Taking out a home loan the biggest step you’ll take towards getting a place of your own. But if you rush into buying a home without proper planning, you could end up paying more than you imagined. Even worse, you could make a home loan mistake that increases your long-term costs.
Here are several home loan mistakes that can have expensive consequences:
- Don’t blindly follow a friend’s recommendation: Just because a friend got a good home loan deal 6 months ago doesn’t mean you’ll get the same. That’s because a bank offering the “best” rate one month could be offering the worst two month later. So check with the banks to find to find the best home loan interest rates available, or visit MoneySmart.
- Don’t blindly follow a property agent’s recommendation: Property agents are another source of “advice” to watch out for. While many agents have your interests in mind, others might steer you towards taking a home loan from a bank that’s offering the agent a bigger referral fee.
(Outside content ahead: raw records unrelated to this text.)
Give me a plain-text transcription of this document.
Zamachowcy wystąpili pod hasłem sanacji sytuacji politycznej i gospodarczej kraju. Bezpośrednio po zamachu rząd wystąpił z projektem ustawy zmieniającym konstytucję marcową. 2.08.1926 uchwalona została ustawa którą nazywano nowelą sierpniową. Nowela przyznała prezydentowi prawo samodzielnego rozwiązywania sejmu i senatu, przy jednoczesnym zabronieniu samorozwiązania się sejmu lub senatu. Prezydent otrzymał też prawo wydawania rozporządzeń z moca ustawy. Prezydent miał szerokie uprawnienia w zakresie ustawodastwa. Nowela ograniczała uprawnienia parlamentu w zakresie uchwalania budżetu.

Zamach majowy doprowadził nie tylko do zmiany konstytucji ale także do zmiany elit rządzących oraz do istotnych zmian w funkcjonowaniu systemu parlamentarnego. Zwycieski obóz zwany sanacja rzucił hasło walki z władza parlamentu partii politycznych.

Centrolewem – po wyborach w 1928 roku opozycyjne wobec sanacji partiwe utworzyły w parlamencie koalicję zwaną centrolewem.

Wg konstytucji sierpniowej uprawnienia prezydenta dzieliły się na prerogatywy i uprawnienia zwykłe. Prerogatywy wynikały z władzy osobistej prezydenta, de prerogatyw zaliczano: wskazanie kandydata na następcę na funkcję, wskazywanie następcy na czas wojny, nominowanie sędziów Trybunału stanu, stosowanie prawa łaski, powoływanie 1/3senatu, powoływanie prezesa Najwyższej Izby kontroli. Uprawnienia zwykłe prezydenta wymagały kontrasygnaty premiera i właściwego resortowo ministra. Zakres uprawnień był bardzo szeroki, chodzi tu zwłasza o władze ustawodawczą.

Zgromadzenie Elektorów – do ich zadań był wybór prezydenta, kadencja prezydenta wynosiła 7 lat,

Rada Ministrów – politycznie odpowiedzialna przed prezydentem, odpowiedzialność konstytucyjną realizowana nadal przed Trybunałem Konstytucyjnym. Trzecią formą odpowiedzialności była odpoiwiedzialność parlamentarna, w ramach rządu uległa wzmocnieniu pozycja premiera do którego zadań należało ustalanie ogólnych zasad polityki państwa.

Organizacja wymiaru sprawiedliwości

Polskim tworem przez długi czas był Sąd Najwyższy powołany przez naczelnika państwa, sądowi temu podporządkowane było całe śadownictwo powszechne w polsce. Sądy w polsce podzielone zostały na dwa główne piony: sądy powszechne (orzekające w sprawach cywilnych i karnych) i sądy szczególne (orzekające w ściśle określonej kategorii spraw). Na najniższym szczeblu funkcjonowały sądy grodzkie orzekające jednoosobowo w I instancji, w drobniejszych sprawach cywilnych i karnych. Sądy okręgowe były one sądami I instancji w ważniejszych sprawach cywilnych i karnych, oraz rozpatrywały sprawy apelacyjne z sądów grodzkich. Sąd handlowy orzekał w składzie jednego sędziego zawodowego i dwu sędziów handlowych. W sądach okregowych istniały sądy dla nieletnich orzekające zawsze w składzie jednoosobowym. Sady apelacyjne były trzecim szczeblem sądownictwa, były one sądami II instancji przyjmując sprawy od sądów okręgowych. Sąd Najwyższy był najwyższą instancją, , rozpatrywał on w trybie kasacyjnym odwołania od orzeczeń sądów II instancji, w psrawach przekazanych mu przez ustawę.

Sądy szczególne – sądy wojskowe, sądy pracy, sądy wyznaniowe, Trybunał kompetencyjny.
- Don’t take out other loans before applying for a home loan: Banks will check your financial history and outstanding debt to work out your Total Debt Servicing Ratio (TDSR), which cannot exceed 60% of your income. So if you buy a car or take out a personal loan before applying for a home loan, you might be putting yourself over the 60% TDSR.
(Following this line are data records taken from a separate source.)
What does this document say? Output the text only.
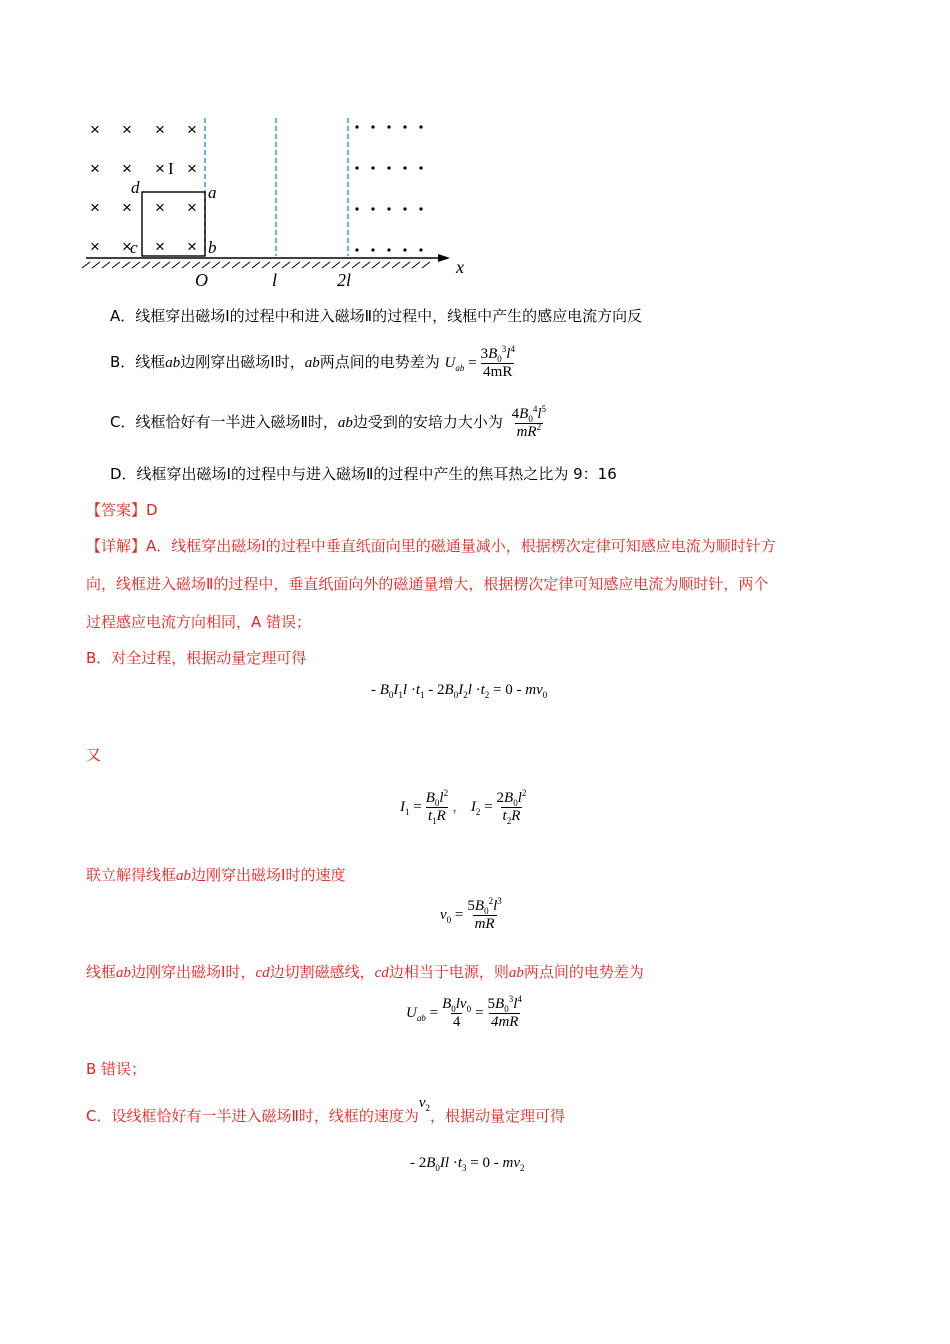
× × × ×
× × × ×
× × × ×
× × × ×
I
d	a
b
c
x
O	l	2l
A．线框穿出磁场Ⅰ的过程中和进入磁场Ⅱ的过程中，线框中产生的感应电流方向反
B．线框ab边刚穿出磁场Ⅰ时，ab两点间的电势差为 $U_{ab} = \frac{3B_0^3l^4}{4mR}$
C．线框恰好有一半进入磁场Ⅱ时，ab边受到的安培力大小为 $\frac{4B_0^4l^5}{mR^2}$
D．线框穿出磁场Ⅰ的过程中与进入磁场Ⅱ的过程中产生的焦耳热之比为 9：16
【答案】D
【详解】A．线框穿出磁场Ⅰ的过程中垂直纸面向里的磁通量减小，根据楞次定律可知感应电流为顺时针方
向，线框进入磁场Ⅱ的过程中，垂直纸面向外的磁通量增大，根据楞次定律可知感应电流为顺时针，两个
过程感应电流方向相同，A 错误；
B．对全过程，根据动量定理可得
- $B_0I_1l \cdot t_1 - 2B_0I_2l \cdot t_2 = 0 - mv_0$
又
$I_1 = \frac{B_0l^2}{t_1R}$ ， $I_2 = \frac{2B_0l^2}{t_2R}$
联立解得线框ab边刚穿出磁场Ⅰ时的速度
$v_0 = \frac{5B_0^2l^3}{mR}$
线框ab边刚穿出磁场Ⅰ时，cd边切割磁感线，cd边相当于电源，则ab两点间的电势差为
$U_{ab} = \frac{B_0lv_0}{4} = \frac{5B_0^3l^4}{4mR}$
B 错误；
C．设线框恰好有一半进入磁场Ⅱ时，线框的速度为$v_2$，根据动量定理可得
- $2B_0Il \cdot t_3 = 0 - mv_2$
- Don’t go with a bank just because it pre-approves you: Just because a bank pre-approves you doesn’t mean you need to go with it, especially if that bank has a high interest rate. Instead, seek pre-approval from multiple banks and remember that amount you can borrow will typically be the same for every bank.
- IBR (Internal Board Rate) Loans: With no transparency on how the internal board rate fluctuates, you’ll be paying whatever interest rate the bank decides.